混沌状況の活写は可能か?

「哲学的見解が混沌とした議論の状況から浮上する現場」を押さえたい場合、論文作成技術が未熟な自分の場合だと、対象の混沌さが、そのまま自分の論文の混沌さに繋がってしまう(後略)。

http://twitter.com/adamtakahashi/status/12117793603

(前略)多くの場合「現場」では「混沌とした議論」がなされているが、それが論文になると論点がクリアに整理されてしまい、もともとの混沌とした状況を活写していないような印象を受ける。
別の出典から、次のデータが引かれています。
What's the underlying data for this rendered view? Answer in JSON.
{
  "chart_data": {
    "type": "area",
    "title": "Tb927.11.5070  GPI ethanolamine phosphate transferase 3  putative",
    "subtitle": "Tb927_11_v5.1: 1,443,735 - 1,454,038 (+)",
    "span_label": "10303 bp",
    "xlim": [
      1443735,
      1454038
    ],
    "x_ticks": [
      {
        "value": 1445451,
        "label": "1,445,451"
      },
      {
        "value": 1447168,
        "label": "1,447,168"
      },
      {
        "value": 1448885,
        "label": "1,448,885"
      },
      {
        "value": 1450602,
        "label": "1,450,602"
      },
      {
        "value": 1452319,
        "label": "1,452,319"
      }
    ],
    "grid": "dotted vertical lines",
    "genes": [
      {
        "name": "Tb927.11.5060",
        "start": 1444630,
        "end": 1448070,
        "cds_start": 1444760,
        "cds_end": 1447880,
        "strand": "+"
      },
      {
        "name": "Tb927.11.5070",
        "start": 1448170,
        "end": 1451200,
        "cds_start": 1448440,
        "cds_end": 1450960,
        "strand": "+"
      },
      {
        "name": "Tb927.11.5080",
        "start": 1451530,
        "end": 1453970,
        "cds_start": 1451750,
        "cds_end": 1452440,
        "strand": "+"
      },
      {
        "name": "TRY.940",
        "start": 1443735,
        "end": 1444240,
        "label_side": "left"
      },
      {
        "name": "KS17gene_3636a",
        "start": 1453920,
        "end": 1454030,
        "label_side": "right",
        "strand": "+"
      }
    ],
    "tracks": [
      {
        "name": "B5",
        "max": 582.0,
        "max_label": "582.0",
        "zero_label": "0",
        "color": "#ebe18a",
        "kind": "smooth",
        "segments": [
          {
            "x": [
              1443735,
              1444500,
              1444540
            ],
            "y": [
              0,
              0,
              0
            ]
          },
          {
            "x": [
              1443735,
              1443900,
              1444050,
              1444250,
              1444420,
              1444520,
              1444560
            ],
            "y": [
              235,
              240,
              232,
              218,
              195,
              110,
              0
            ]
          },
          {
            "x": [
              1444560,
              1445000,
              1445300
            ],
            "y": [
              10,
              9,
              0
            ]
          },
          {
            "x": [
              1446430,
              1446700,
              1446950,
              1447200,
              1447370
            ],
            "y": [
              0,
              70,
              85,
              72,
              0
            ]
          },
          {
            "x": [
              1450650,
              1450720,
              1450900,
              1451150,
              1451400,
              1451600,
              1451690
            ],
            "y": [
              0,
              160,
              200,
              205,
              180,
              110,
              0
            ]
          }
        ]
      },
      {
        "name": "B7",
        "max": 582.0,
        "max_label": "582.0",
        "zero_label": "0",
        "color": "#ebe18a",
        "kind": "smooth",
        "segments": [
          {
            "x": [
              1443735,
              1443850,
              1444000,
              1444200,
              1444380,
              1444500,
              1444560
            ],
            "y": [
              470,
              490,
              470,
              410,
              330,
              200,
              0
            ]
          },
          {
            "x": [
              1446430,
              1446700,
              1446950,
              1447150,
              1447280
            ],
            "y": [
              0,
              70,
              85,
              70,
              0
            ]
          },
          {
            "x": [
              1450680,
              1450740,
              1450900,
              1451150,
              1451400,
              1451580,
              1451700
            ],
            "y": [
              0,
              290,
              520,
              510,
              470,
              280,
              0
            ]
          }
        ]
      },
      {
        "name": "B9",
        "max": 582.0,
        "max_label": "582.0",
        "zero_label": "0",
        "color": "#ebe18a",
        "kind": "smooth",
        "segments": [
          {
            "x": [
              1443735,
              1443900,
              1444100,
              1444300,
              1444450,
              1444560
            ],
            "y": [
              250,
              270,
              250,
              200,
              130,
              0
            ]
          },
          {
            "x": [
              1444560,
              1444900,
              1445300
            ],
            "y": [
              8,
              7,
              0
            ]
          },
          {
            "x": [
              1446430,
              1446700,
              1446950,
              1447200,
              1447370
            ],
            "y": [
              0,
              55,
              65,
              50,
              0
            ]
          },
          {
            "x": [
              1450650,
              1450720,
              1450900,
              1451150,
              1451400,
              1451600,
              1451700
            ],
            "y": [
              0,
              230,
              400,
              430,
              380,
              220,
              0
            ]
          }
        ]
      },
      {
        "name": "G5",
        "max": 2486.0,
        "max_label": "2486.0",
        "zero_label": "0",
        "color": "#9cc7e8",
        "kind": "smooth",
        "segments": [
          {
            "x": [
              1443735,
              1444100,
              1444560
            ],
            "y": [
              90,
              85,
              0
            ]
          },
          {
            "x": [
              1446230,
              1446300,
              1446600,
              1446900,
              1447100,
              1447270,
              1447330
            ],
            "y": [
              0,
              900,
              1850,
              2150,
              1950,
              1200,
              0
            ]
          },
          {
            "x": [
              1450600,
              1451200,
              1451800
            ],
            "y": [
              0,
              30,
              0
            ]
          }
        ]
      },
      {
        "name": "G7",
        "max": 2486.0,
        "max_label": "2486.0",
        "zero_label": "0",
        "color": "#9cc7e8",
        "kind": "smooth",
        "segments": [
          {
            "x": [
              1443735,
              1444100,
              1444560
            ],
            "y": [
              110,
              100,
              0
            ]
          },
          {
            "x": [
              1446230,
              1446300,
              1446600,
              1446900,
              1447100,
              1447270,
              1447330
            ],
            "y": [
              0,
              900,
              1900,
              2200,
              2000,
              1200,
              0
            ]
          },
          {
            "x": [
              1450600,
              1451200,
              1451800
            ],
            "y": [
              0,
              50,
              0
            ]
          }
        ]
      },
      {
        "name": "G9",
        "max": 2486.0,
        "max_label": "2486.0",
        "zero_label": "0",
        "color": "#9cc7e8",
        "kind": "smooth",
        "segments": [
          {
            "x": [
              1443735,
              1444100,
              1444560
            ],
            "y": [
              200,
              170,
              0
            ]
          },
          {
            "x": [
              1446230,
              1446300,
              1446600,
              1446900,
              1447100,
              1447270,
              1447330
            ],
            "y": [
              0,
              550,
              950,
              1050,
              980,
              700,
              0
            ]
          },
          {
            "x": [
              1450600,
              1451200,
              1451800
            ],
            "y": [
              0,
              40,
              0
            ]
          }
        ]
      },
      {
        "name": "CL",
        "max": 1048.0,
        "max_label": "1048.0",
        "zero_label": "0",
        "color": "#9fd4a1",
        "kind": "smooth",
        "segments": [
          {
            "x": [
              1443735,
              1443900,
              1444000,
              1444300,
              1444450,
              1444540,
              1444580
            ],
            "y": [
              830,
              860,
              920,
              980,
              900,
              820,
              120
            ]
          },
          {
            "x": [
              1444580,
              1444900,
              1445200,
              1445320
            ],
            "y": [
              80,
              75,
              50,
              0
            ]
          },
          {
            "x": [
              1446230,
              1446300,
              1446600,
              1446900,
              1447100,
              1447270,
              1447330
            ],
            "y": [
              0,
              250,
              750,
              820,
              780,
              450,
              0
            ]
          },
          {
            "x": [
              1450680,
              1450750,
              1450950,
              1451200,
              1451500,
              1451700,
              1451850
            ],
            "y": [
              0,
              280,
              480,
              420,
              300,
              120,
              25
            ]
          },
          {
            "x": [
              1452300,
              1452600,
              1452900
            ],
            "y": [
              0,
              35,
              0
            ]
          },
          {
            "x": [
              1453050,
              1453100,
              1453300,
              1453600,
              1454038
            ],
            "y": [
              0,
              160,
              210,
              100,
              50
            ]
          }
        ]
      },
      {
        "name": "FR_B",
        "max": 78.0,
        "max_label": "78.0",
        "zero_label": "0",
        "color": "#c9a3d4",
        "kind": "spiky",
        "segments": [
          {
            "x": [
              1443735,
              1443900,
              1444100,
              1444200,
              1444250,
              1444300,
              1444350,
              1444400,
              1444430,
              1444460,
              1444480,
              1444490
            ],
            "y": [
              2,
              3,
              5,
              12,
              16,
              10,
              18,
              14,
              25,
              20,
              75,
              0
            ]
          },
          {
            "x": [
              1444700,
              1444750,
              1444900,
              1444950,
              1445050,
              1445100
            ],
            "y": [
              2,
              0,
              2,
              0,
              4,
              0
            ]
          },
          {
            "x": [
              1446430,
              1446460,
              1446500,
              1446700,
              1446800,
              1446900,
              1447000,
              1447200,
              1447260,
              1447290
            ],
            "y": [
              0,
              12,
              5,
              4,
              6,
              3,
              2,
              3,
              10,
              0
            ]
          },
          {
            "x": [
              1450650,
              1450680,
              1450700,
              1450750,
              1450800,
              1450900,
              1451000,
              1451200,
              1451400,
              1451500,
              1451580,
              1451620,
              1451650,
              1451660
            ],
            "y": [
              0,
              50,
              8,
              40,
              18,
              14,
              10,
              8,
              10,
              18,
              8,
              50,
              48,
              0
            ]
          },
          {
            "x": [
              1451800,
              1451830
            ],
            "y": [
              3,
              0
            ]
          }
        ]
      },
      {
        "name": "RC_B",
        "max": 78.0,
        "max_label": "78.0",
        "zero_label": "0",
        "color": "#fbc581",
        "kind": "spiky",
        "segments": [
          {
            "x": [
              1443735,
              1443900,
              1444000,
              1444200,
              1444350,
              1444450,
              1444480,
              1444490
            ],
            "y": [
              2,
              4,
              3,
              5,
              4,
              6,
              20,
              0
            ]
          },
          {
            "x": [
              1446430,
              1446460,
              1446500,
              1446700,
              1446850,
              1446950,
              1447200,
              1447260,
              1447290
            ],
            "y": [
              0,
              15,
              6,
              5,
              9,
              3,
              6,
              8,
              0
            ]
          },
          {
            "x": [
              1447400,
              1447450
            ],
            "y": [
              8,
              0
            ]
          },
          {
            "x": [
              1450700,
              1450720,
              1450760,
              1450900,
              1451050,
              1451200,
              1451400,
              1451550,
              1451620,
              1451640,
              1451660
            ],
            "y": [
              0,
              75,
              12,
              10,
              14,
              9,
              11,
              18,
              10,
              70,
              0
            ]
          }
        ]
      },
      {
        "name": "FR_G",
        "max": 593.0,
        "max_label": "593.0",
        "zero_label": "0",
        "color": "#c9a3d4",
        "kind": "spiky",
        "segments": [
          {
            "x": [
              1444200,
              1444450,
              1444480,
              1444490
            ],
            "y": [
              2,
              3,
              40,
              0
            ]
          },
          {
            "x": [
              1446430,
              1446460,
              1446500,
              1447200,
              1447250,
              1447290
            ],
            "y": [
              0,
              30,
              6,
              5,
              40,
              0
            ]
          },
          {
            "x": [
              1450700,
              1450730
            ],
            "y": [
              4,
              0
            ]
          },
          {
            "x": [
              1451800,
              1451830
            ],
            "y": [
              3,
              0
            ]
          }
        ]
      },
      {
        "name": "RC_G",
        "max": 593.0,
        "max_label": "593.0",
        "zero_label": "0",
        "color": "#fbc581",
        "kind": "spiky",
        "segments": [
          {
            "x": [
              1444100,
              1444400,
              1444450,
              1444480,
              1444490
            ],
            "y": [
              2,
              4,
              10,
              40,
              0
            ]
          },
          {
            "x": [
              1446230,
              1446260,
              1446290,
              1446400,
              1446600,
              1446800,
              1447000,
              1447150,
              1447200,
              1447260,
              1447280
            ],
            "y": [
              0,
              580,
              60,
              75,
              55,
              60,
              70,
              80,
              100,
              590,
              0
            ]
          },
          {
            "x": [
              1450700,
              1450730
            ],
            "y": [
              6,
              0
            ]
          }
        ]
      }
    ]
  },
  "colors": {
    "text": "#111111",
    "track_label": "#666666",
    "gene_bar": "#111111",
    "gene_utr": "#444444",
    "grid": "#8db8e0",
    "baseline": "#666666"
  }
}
(後略)

http://twitter.com/adamtakahashi/status/12118523684

 ここでアダムさんが言っていることを私なりに言い換えると、対象となる著作で行われている混沌とした議論をそのまま論文で再現しようとすると、論文自体の議論が混沌としたものとなって他人が読めるものではなくなってしまう。とはいえ、元々の混沌さを削ぎ落として読者に理解しやすい形で提示してしまうと、それは扱っている対象の実際を反映した論文にならず、過去を正確に伝えているとは言えないのではないか。こういうジレンマでしょう。

 もう少し言い換えると、古代以来の哲学というのはアリストテレスが用いた述語をさまざまな形で解釈しながら行われています。そのためある著作で行われている議論を理解は、その背景となる術語がたどってきた歴史や、その術語がその文脈ではどのような意味を与えられて用いられているかを念頭に置かないと不可能です。逆にこのような背景を踏まえて対象に当たると、実は混沌としているように見えた議論が実は非常に整然とした論旨を形成していたことが判明する場合があります。しかしそれを論文にする段になると、一からアリストテレスの術語や当時の状況などを解説する紙幅はなく、また実はそのような暗黙の前提というのは言語化するのが非常に難しいので、どうしても前提から丁寧に説明するのではなく、むしろ現代人でも理解できる形に咀嚼して提示するということを行ってしまいます。しかしこのような提示の仕方は扱っている対象を裏切っているのではないかと思うことがよくあります。

 いや、特に結論などはないのですが、これは困ったことだなといつも思います。